Dekorasi Rumah Minimalis: Bukan Gaya Interior Sederhana

Dipublish oleh admin - Terakhir dimodifikasi pada September 27th, 2018 - Dibaca: 8x

Bagi sebagian orang dekorasi rumah gaya minimalis dengan dominasi warna netral mungkin terasa dingin dan hambar. Dekorasi rumah minimalis dianggap terlalu sederhana dan menjadikan ruangan kurang menarik secara visual. Akibatnya, rumah dengan gaya dekorasi minimalis terasa kurang inviting.

Tetapi itu dulu. Saat ini, meski gaya dekorasi interior yang lain mulai banyak diadaptasi ke dalam hunian-hunian kontemporer, gaya dekorasi minimalis masih jadi yang terbaik. Minimalis masih menjadi pilihan utama gaya interior di banyak bangunan-bangunan residensial.

Apa itu minimalis?

Minimalis adalah tren desain yang dimulai pada abad ke-20 dan berlanjut hingga sekarang.
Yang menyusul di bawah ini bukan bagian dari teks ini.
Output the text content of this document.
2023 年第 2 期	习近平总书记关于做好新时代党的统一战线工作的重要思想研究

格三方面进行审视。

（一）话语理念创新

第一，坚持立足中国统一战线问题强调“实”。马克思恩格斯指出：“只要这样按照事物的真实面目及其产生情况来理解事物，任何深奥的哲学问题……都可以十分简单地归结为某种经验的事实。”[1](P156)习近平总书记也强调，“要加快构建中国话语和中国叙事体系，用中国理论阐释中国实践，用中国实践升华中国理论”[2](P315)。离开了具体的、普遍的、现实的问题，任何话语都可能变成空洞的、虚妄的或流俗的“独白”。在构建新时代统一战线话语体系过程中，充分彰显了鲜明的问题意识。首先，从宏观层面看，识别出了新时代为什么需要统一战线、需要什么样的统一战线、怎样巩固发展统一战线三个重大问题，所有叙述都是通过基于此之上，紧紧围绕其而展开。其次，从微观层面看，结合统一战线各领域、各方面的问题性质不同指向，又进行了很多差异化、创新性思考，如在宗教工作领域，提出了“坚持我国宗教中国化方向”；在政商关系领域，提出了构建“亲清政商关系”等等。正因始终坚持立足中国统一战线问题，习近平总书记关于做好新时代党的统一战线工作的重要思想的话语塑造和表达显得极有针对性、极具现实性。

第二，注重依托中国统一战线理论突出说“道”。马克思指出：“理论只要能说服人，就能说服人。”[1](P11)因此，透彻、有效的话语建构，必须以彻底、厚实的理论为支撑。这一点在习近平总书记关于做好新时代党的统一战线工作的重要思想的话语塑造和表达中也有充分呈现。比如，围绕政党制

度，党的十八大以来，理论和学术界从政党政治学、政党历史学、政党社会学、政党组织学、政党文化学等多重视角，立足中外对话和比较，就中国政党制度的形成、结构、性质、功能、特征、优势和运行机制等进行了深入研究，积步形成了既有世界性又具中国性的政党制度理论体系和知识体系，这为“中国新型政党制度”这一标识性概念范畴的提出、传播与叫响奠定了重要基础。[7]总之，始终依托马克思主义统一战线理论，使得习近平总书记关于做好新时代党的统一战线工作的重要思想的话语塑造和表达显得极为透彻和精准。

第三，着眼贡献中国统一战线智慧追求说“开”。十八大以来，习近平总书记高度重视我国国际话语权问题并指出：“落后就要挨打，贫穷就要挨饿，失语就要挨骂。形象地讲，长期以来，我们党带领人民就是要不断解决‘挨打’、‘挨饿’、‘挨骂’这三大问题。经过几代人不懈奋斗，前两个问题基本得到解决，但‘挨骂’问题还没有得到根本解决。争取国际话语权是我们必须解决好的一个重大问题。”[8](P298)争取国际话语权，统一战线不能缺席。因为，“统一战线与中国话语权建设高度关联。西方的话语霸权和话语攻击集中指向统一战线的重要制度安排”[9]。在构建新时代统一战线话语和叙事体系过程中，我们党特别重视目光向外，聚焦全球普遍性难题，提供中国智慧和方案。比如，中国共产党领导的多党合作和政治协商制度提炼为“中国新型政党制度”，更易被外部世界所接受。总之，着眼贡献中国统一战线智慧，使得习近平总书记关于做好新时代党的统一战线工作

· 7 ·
Desain minimalis adalah desain yang dipreteli, menghapus bagian-bagian yang tidak perlu, hingga hanya meninggalkan elemen-elemen pentingnya saja.

Pernyataan terkenal untuk desain minimalis berasal dari seorang arsitek bernama Ludwig Mies van der Rohe: Less Is More.”. Moto lain datang dari seorang desainerBuckminster Fuller: “Doing more with less.”.

Desain minimalis dimulai dengan sebuah rancangan arsitektur, sekitar tahun 1920-an. Arsitek Pasca Perang Dunia I Van der Rohe adalah salah satu arsitek terkemuka pertama yang menggunakan prinsip-prinsip dalam desainnya yang menjadi contoh desain minimalis.

Alasan arsitektur minimalis mulai lepas landas adalah tersedianya bahan dan material-material modern seperti kaca, beton dan baja. Selain itu, mulai terbentuknya cara-cara standar membangun sebuah gedung, turut mempercepat rancang bangun gedung minimalis secara lebih efektif.

Tren berlanjut hingga pertengahan abad ke-20, saat Buckminster Fuller berhasil mendesain kubah menggunakan bentuk geometris sederhana yang masih berdiri dan terlihat sangat modern.

Fokus pada kesederhanaan ini turun dan diadopsi ke dalam berbagai aliran seni; seni melukis, desain interior, fashion, dan juga musik. Begitulah cara desain minimalis memengaruhi segala bidang hingga menjadi semacam gaya desain yang sangat lumrah. Sejalan dengan pernyataan terkenal dari seorang pelukis terkenal Frank Stella yang mengatakan, “What you see is what you see.”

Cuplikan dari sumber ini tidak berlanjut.